O apoio aos países em desenvolvimento é maior
O apoio financeiro dos países ricos aos países em desenvolvimento dobrará até 2025, e triplicará até 2030 para, pelo menos US$ 20 bilhões (18,8 bilhões de euros) por ano, e depois, US$ 30 bilhões (28,2 bilhões de euros). Esta medida visa dar-lhes os meios para “implementar estratégias e planos de ação nacionais de biodiversidade”.
“Trata-se de um objetivo ambicioso, mas que parece realizável”, diz Odile Conchou. A Agence Française de Développement vem trabalhando há várias décadas para melhorar a proteção da biodiversidade em países de baixa renda. Em 2020, comprometeu-se a duplicar seu financiamento positivo para a natureza, para atingir 1 bilhão de euros até 2025. Estes financiamentos elevavam-se a 591 milhões de euros em 2021, e devem ultrapassar 700 milhões em 2022.
Para Rémy Rioux, diretor geral da AFD, “os bancos públicos de desenvolvimento podem ser uma parte fundamental da solução. Juntos, representam 15% do investimento global a cada ano, com um potencial único para alavancar o setor privado e promover o alinhamento de todos os fluxos financeiros através de metodologias e critérios comuns."

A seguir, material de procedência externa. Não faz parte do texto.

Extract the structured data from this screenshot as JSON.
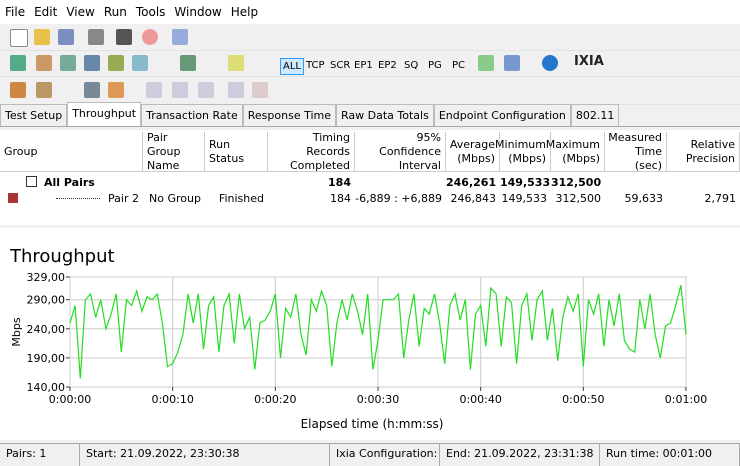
{
  "menu": [
    "File",
    "Edit",
    "View",
    "Run",
    "Tools",
    "Window",
    "Help"
  ],
  "toolbar_buttons": [
    "ALL",
    "TCP",
    "SCR",
    "EP1",
    "EP2",
    "SQ",
    "PG",
    "PC"
  ],
  "logo": "IXIA",
  "tabs": [
    "Test Setup",
    "Throughput",
    "Transaction Rate",
    "Response Time",
    "Raw Data Totals",
    "Endpoint Configuration",
    "802.11"
  ],
  "active_tab": 1,
  "table": {
    "columns": [
      {
        "key": "group",
        "label": "Group"
      },
      {
        "key": "pair_group_name",
        "label": "Pair Group Name"
      },
      {
        "key": "run_status",
        "label": "Run Status"
      },
      {
        "key": "timing_records",
        "label": "Timing Records Completed"
      },
      {
        "key": "confidence",
        "label": "95% Confidence Interval"
      },
      {
        "key": "average",
        "label": "Average (Mbps)"
      },
      {
        "key": "minimum",
        "label": "Minimum (Mbps)"
      },
      {
        "key": "maximum",
        "label": "Maximum (Mbps)"
      },
      {
        "key": "measured_time",
        "label": "Measured Time (sec)"
      },
      {
        "key": "relative_precision",
        "label": "Relative Precision"
      }
    ],
    "rows": [
      {
        "group": "All Pairs",
        "timing_records": "184",
        "average": "246,261",
        "minimum": "149,533",
        "maximum": "312,500"
      },
      {
        "group": "Pair 2",
        "pair_group_name": "No Group",
        "run_status": "Finished",
        "timing_records": "184",
        "confidence": "-6,889 : +6,889",
        "average": "246,843",
        "minimum": "149,533",
        "maximum": "312,500",
        "measured_time": "59,633",
        "relative_precision": "2,791"
      }
    ]
  },
  "chart_data": {
    "type": "line",
    "title": "Throughput",
    "x_label": "Elapsed time (h:mm:ss)",
    "y_label": "Mbps",
    "xlim": [
      0,
      60
    ],
    "xticks": [
      {
        "value": 0,
        "label": "0:00:00"
      },
      {
        "value": 10,
        "label": "0:00:10"
      },
      {
        "value": 20,
        "label": "0:00:20"
      },
      {
        "value": 30,
        "label": "0:00:30"
      },
      {
        "value": 40,
        "label": "0:00:40"
      },
      {
        "value": 50,
        "label": "0:00:50"
      },
      {
        "value": 60,
        "label": "0:01:00"
      }
    ],
    "ylim": [
      140,
      329
    ],
    "yticks": [
      {
        "value": 140,
        "label": "140,00"
      },
      {
        "value": 190,
        "label": "190,00"
      },
      {
        "value": 240,
        "label": "240,00"
      },
      {
        "value": 290,
        "label": "290,00"
      },
      {
        "value": 329,
        "label": "329,00"
      }
    ],
    "grid": true,
    "x": [
      0,
      0.5,
      1,
      1.5,
      2,
      2.5,
      3,
      3.5,
      4,
      4.5,
      5,
      5.5,
      6,
      6.5,
      7,
      7.5,
      8,
      8.5,
      9,
      9.5,
      10,
      10.5,
      11,
      11.5,
      12,
      12.5,
      13,
      13.5,
      14,
      14.5,
      15,
      15.5,
      16,
      16.5,
      17,
      17.5,
      18,
      18.5,
      19,
      19.5,
      20,
      20.5,
      21,
      21.5,
      22,
      22.5,
      23,
      23.5,
      24,
      24.5,
      25,
      25.5,
      26,
      26.5,
      27,
      27.5,
      28,
      28.5,
      29,
      29.5,
      30,
      30.5,
      31,
      31.5,
      32,
      32.5,
      33,
      33.5,
      34,
      34.5,
      35,
      35.5,
      36,
      36.5,
      37,
      37.5,
      38,
      38.5,
      39,
      39.5,
      40,
      40.5,
      41,
      41.5,
      42,
      42.5,
      43,
      43.5,
      44,
      44.5,
      45,
      45.5,
      46,
      46.5,
      47,
      47.5,
      48,
      48.5,
      49,
      49.5,
      50,
      50.5,
      51,
      51.5,
      52,
      52.5,
      53,
      53.5,
      54,
      54.5,
      55,
      55.5,
      56,
      56.5,
      57,
      57.5,
      58,
      58.5,
      59,
      59.5,
      60
    ],
    "series": [
      {
        "name": "Pair 2",
        "color": "#22dd22",
        "values": [
          250,
          280,
          155,
          290,
          300,
          260,
          290,
          240,
          265,
          300,
          200,
          290,
          280,
          305,
          270,
          295,
          290,
          300,
          250,
          175,
          180,
          200,
          230,
          300,
          250,
          300,
          205,
          280,
          295,
          200,
          280,
          300,
          215,
          300,
          240,
          260,
          170,
          250,
          255,
          270,
          300,
          190,
          275,
          260,
          300,
          230,
          195,
          290,
          270,
          305,
          280,
          175,
          250,
          290,
          255,
          300,
          270,
          230,
          300,
          170,
          220,
          290,
          290,
          290,
          300,
          190,
          255,
          300,
          210,
          275,
          265,
          300,
          250,
          180,
          280,
          300,
          255,
          290,
          170,
          265,
          280,
          210,
          310,
          300,
          210,
          295,
          285,
          180,
          280,
          300,
          220,
          290,
          305,
          220,
          275,
          185,
          260,
          295,
          270,
          300,
          175,
          290,
          265,
          300,
          210,
          290,
          245,
          300,
          220,
          205,
          200,
          290,
          240,
          300,
          230,
          190,
          245,
          250,
          280,
          315,
          230
        ]
      }
    ]
  },
  "status": [
    "Pairs: 1",
    "Start: 21.09.2022, 23:30:38",
    "Ixia Configuration:",
    "End: 21.09.2022, 23:31:38",
    "Run time: 00:01:00"
  ]
}
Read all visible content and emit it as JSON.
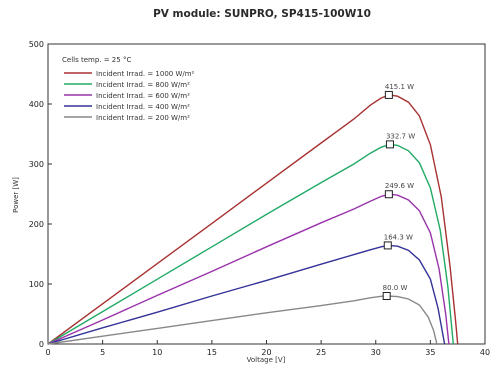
{
  "chart_data": {
    "type": "line",
    "title": "PV module:  SUNPRO,  SP415-100W10",
    "xlabel": "Voltage [V]",
    "ylabel": "Power [W]",
    "xlim": [
      0,
      40
    ],
    "ylim": [
      0,
      500
    ],
    "x_ticks": [
      "0",
      "5",
      "10",
      "15",
      "20",
      "25",
      "30",
      "35",
      "40"
    ],
    "y_ticks": [
      "0",
      "100",
      "200",
      "300",
      "400",
      "500"
    ],
    "grid": false,
    "legend_placement": "top-left",
    "legend_header": "Cells temp. = 25 °C",
    "series": [
      {
        "name": "Incident Irrad. = 1000 W/m²",
        "color": "#a83232",
        "peak_label": "415.1 W",
        "points": [
          [
            0,
            0
          ],
          [
            5,
            67
          ],
          [
            10,
            134
          ],
          [
            15,
            201
          ],
          [
            20,
            268
          ],
          [
            25,
            335
          ],
          [
            28,
            375
          ],
          [
            29.5,
            398
          ],
          [
            30.5,
            410
          ],
          [
            31.2,
            415.1
          ],
          [
            32,
            413
          ],
          [
            33,
            403
          ],
          [
            34,
            380
          ],
          [
            35,
            332
          ],
          [
            36,
            245
          ],
          [
            36.8,
            130
          ],
          [
            37.3,
            40
          ],
          [
            37.5,
            0
          ]
        ]
      },
      {
        "name": "Incident Irrad. = 800 W/m²",
        "color": "#22aa66",
        "peak_label": "332.7 W",
        "points": [
          [
            0,
            0
          ],
          [
            5,
            54
          ],
          [
            10,
            108
          ],
          [
            15,
            162
          ],
          [
            20,
            216
          ],
          [
            25,
            269
          ],
          [
            28,
            300
          ],
          [
            29.5,
            318
          ],
          [
            30.5,
            328
          ],
          [
            31.3,
            332.7
          ],
          [
            32,
            331
          ],
          [
            33,
            322
          ],
          [
            34,
            302
          ],
          [
            35,
            260
          ],
          [
            35.9,
            190
          ],
          [
            36.6,
            95
          ],
          [
            37.1,
            0
          ]
        ]
      },
      {
        "name": "Incident Irrad. = 600 W/m²",
        "color": "#9933aa",
        "peak_label": "249.6 W",
        "points": [
          [
            0,
            0
          ],
          [
            5,
            40
          ],
          [
            10,
            81
          ],
          [
            15,
            121
          ],
          [
            20,
            162
          ],
          [
            25,
            202
          ],
          [
            28,
            225
          ],
          [
            29.5,
            238
          ],
          [
            30.5,
            246
          ],
          [
            31.2,
            249.6
          ],
          [
            32,
            248
          ],
          [
            33,
            240
          ],
          [
            34,
            222
          ],
          [
            35,
            185
          ],
          [
            35.8,
            125
          ],
          [
            36.4,
            50
          ],
          [
            36.7,
            0
          ]
        ]
      },
      {
        "name": "Incident Irrad. = 400 W/m²",
        "color": "#333399",
        "peak_label": "164.3 W",
        "points": [
          [
            0,
            0
          ],
          [
            5,
            27
          ],
          [
            10,
            53
          ],
          [
            15,
            80
          ],
          [
            20,
            106
          ],
          [
            25,
            133
          ],
          [
            28,
            149
          ],
          [
            29.5,
            157
          ],
          [
            30.5,
            162
          ],
          [
            31.1,
            164.3
          ],
          [
            32,
            163
          ],
          [
            33,
            156
          ],
          [
            34,
            140
          ],
          [
            35,
            108
          ],
          [
            35.7,
            60
          ],
          [
            36.1,
            20
          ],
          [
            36.3,
            0
          ]
        ]
      },
      {
        "name": "Incident Irrad. = 200 W/m²",
        "color": "#888888",
        "peak_label": "80.0 W",
        "points": [
          [
            0,
            0
          ],
          [
            5,
            13
          ],
          [
            10,
            26
          ],
          [
            15,
            39
          ],
          [
            20,
            52
          ],
          [
            25,
            64
          ],
          [
            28,
            72
          ],
          [
            29.5,
            77
          ],
          [
            30.5,
            79.5
          ],
          [
            31,
            80.0
          ],
          [
            32,
            79
          ],
          [
            33,
            75
          ],
          [
            34,
            65
          ],
          [
            34.8,
            45
          ],
          [
            35.3,
            22
          ],
          [
            35.6,
            0
          ]
        ]
      }
    ]
  }
}
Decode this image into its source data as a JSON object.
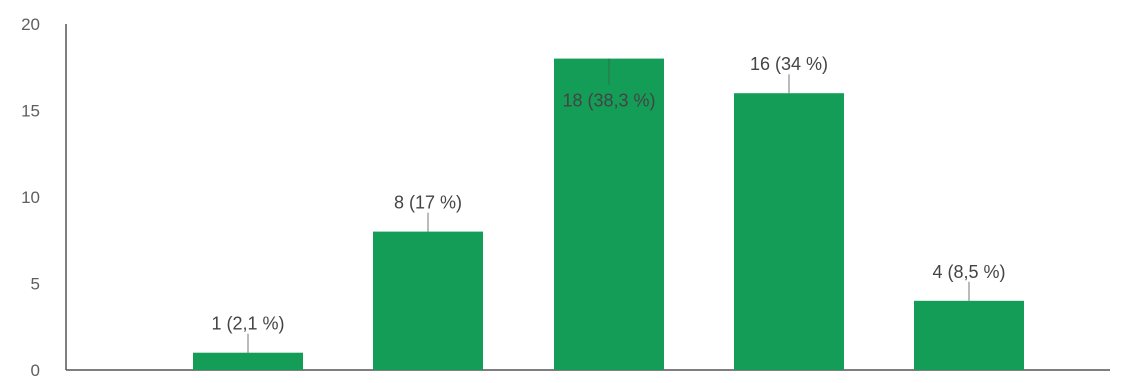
{
  "chart_data": {
    "type": "bar",
    "categories": [
      "",
      "",
      "",
      "",
      ""
    ],
    "values": [
      1,
      8,
      18,
      16,
      4
    ],
    "data_labels": [
      "1 (2,1 %)",
      "8 (17 %)",
      "18 (38,3 %)",
      "16 (34 %)",
      "4 (8,5 %)"
    ],
    "y_ticks": [
      0,
      5,
      10,
      15,
      20
    ],
    "ylim": [
      0,
      20
    ],
    "title": "",
    "xlabel": "",
    "ylabel": "",
    "grid": false,
    "colors": {
      "bar": "#139d57",
      "axis": "#555555",
      "leader": "#777777",
      "tick_text": "#5f5f5f",
      "label_text": "#444444"
    }
  }
}
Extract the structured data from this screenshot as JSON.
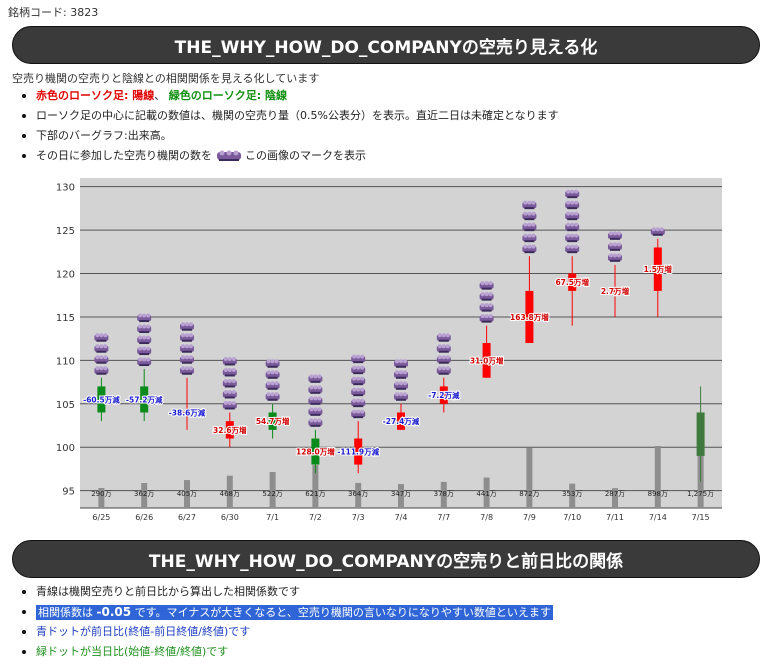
{
  "stock_code_label": "銘柄コード: 3823",
  "section1": {
    "title": "THE_WHY_HOW_DO_COMPANYの空売り見える化",
    "description": "空売り機関の空売りと陰線との相関関係を見える化しています",
    "legend_red": "赤色のローソク足: 陽線",
    "legend_sep": "、",
    "legend_green": "緑色のローソク足: 陰線",
    "bullet2": "ローソク足の中心に記載の数値は、機関の空売り量（0.5%公表分）を表示。直近二日は未確定となります",
    "bullet3": "下部のバーグラフ:出来高。",
    "bullet4_before": "その日に参加した空売り機関の数を",
    "bullet4_after": "この画像のマークを表示"
  },
  "section2": {
    "title": "THE_WHY_HOW_DO_COMPANYの空売りと前日比の関係",
    "bullet1": "青線は機関空売りと前日比から算出した相関係数です",
    "corr_prefix": "相関係数は ",
    "corr_value": "-0.05",
    "corr_suffix": " です。マイナスが大きくなると、空売り機関の言いなりになりやすい数値といえます",
    "bullet3": "青ドットが前日比(終値-前日終値/終値)です",
    "bullet4": "緑ドットが当日比(始値-終値/終値)です"
  },
  "colors": {
    "up_candle": "#ff0000",
    "down_candle": "#0a8a1a",
    "last_candle": "#3e7a3e",
    "volume_bar": "#8e8e8e",
    "plot_bg": "#d3d3d3",
    "mark": "#7a5a9a"
  },
  "chart_data": {
    "type": "candlestick",
    "y_ticks": [
      95,
      100,
      105,
      110,
      115,
      120,
      125,
      130
    ],
    "ylim": [
      93,
      131
    ],
    "grid": true,
    "dates": [
      "6/25",
      "6/26",
      "6/27",
      "6/30",
      "7/1",
      "7/2",
      "7/3",
      "7/4",
      "7/7",
      "7/8",
      "7/9",
      "7/10",
      "7/11",
      "7/14",
      "7/15"
    ],
    "open": [
      107,
      107,
      104,
      101,
      104,
      101,
      98,
      102,
      105,
      108,
      112,
      118,
      118,
      118,
      104
    ],
    "close": [
      104,
      104,
      104,
      103,
      102,
      98,
      101,
      104,
      107,
      112,
      118,
      120,
      118,
      123,
      99
    ],
    "high": [
      108,
      109,
      108,
      104,
      105,
      102,
      103,
      105,
      108,
      114,
      122,
      122,
      121,
      124,
      107
    ],
    "low": [
      103,
      103,
      102,
      100,
      101,
      97,
      97,
      102,
      104,
      108,
      112,
      114,
      115,
      115,
      96
    ],
    "volume_labels": [
      "290万",
      "362万",
      "405万",
      "468万",
      "522万",
      "621万",
      "364万",
      "347万",
      "378万",
      "441万",
      "872万",
      "353万",
      "287万",
      "898万",
      "1,275万"
    ],
    "volume": [
      290,
      362,
      405,
      468,
      522,
      621,
      364,
      347,
      378,
      441,
      872,
      353,
      287,
      898,
      1275
    ],
    "short_labels": [
      "-60.5万減",
      "-57.2万減",
      "-38.6万減",
      "32.6万増",
      "54.7万増",
      "128.0万増",
      "-111.9万減",
      "-27.4万減",
      "-7.2万減",
      "31.0万増",
      "163.8万増",
      "67.5万増",
      "2.7万増",
      "1.5万増",
      ""
    ],
    "short_label_direction": [
      "down",
      "down",
      "down",
      "up",
      "up",
      "up",
      "down",
      "down",
      "down",
      "up",
      "up",
      "up",
      "up",
      "up",
      ""
    ],
    "institution_counts": [
      4,
      5,
      5,
      5,
      4,
      5,
      6,
      4,
      4,
      4,
      5,
      6,
      3,
      1,
      0
    ]
  }
}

Em novembro, o International Development Finance Club (IDFC), que reúne 27 bancos de desenvolvimento nacionais e regionais, comprometeu-se a mobilizar US$ 100 bilhões (94 bilhões de euros) até 2027 para a biodiversidade. Também desenvolveu um conjunto de ferramentas para apoiar seus membros e instituições financeiras na integração da biodiversidade em suas estratégias e operações.
O quadro de aplicação resta a construir
Antes da COP15, uma série de atores tinham apelado a um acordo tão ambicioso em matéria de biodiversidade como o Acordo de Paris sobre o clima. “Permanecemos num acordo que é menos robusto que o Acordo de Paris, em termos de obrigações das partes signatárias”, analisa Gilles Kleitz. Apesar de um processo de revisão dos objetivos, o seu quadro de aplicação continua, com efeito, muito aberto.
“Portanto, terá que haver fortes coalizões de atores muito voluntários”. A AFD é uma delas”, prossegue o diretor executivo de Soluções de Desenvolvimento Sustentável da AFD. “Para nós, trata-se de prosseguir a mobilização sobre estas questões, sobretudo junto aos atores do desenvolvimento: optar por infraestruturas verdes sempre que possível, soluções baseadas na natureza, etc. Os bancos de desenvolvimento devem se tornar pró-ativos nesta questão."
Para a AFD, trata-se também de continuar a inovar. “Antecipamos uma série de progressos nesta COP, sobre o alinhamento dos fluxos financeiros, a integração da biodiversidade na luta contra as mudanças climáticas, o mainstreaming, a tomada em consideração do risco financeiro ligado à natureza”, prossegue Gilles Kleitz. Este acordo contém o que é necessário para alcançar a visão 2050, ou seja, viver em harmonia com a natureza. Devemos continuar a ocupar esta posição de liderança e treinamento.”